German Arabist-orientalist (1893–1941)

Otto Pretzl (Ingolstadt, 20 April 1893 – Sevastopol, 28 October 1941) was a German Arabist-orientalist, who specialized in Koranic studies.

From 1912, Pretzl studied at the Pontifical Gregorian University in Rome, and in 1920 was ordained as a priest in Freising. Afterwards, he studied theology and Oriental languages at the Ludwig-Maximilians-Universität München, where he later qualified as a lecturer in Old Testament exegesis in 1928 and Islamic and Semitic languages in 1933. In 1934, he became an associate professor at the university, attaining a full professorship during the following year. In 1937, he became a member of the Bavarian Academy of Sciences.
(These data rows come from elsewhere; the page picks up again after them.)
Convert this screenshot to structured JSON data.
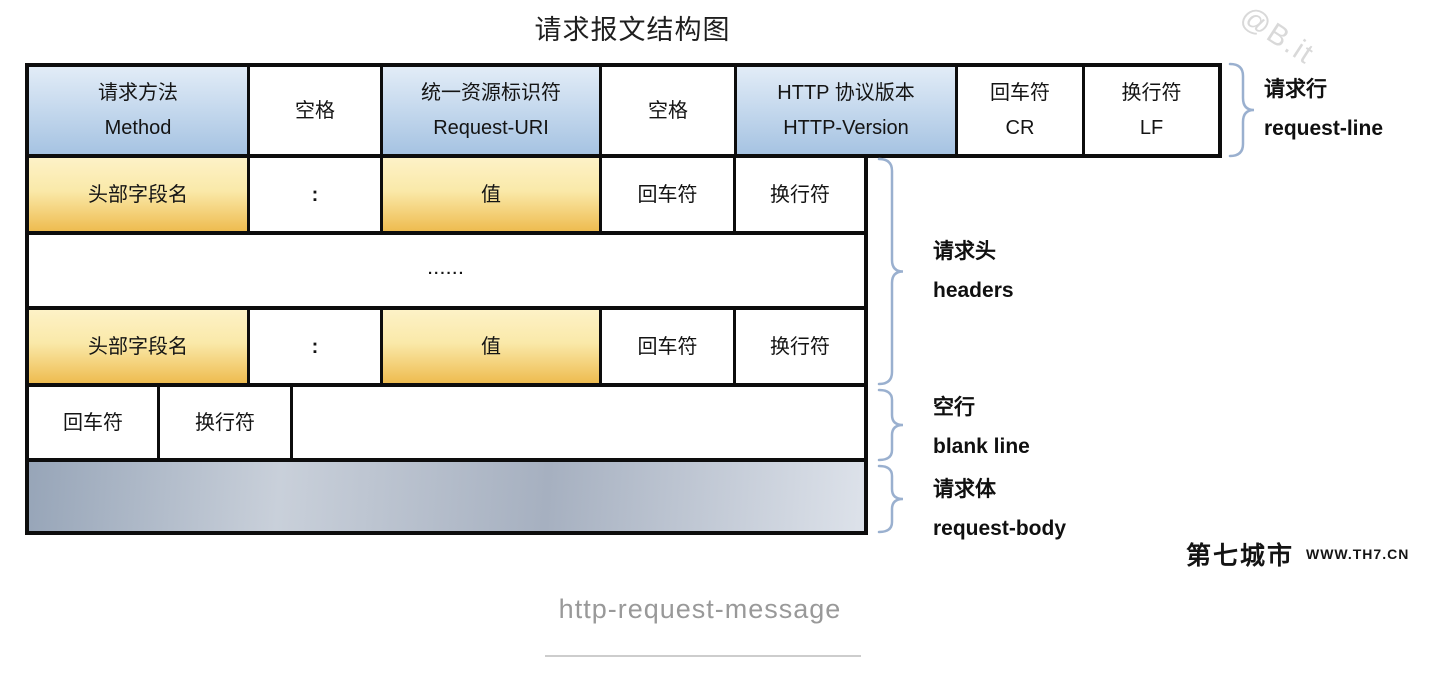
{
  "title": "请求报文结构图",
  "watermark": {
    "handle": "@B.it"
  },
  "footer": {
    "caption": "http-request-message",
    "brand": "第七城市",
    "site": "WWW.TH7.CN"
  },
  "colors": {
    "blue_top": "#e2ecf7",
    "blue_bottom": "#a6c3e2",
    "yellow_top": "#fdf2c7",
    "yellow_bottom": "#eebc50",
    "bracket": "#9ab0cf",
    "body_left": "#97a5b8",
    "body_right": "#dde2ea",
    "caption": "#999999"
  },
  "table": {
    "row1": {
      "cells": [
        {
          "zh": "请求方法",
          "en": "Method"
        },
        {
          "zh": "空格",
          "en": ""
        },
        {
          "zh": "统一资源标识符",
          "en": "Request-URI"
        },
        {
          "zh": "空格",
          "en": ""
        },
        {
          "zh": "HTTP 协议版本",
          "en": "HTTP-Version"
        },
        {
          "zh": "回车符",
          "en": "CR"
        },
        {
          "zh": "换行符",
          "en": "LF"
        }
      ]
    },
    "row2": {
      "cells": [
        {
          "zh": "头部字段名"
        },
        {
          "zh": ":"
        },
        {
          "zh": "值"
        },
        {
          "zh": "回车符"
        },
        {
          "zh": "换行符"
        }
      ]
    },
    "row3": {
      "ellipsis": "......"
    },
    "row4": {
      "cells": [
        {
          "zh": "头部字段名"
        },
        {
          "zh": ":"
        },
        {
          "zh": "值"
        },
        {
          "zh": "回车符"
        },
        {
          "zh": "换行符"
        }
      ]
    },
    "row5": {
      "cells": [
        {
          "zh": "回车符"
        },
        {
          "zh": "换行符"
        }
      ]
    }
  },
  "annotations": {
    "request_line": {
      "zh": "请求行",
      "en": "request-line"
    },
    "headers": {
      "zh": "请求头",
      "en": "headers"
    },
    "blank_line": {
      "zh": "空行",
      "en": "blank line"
    },
    "request_body": {
      "zh": "请求体",
      "en": "request-body"
    }
  }
}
In 1938, Pretzl documented the emergence of a de facto islamic canonical text, namely the 1924 Cairo edition of the Quran. Pretzl listed the variants between the orthography of the Cairo text and the recommendations of Andalusian Qurʾān reciter, Abu Amr al-Dani (d. 1053).

Otto Pretzl died in a plane crash in 1941.

== Selected works ==
- Die frühislamische Attributenlehre, 1940 - Early Islamic attributes doctrine.
- Die Fortführung des Apparatus Criticus zum Koran 1934; Continuation of the critical apparatus of the Koran.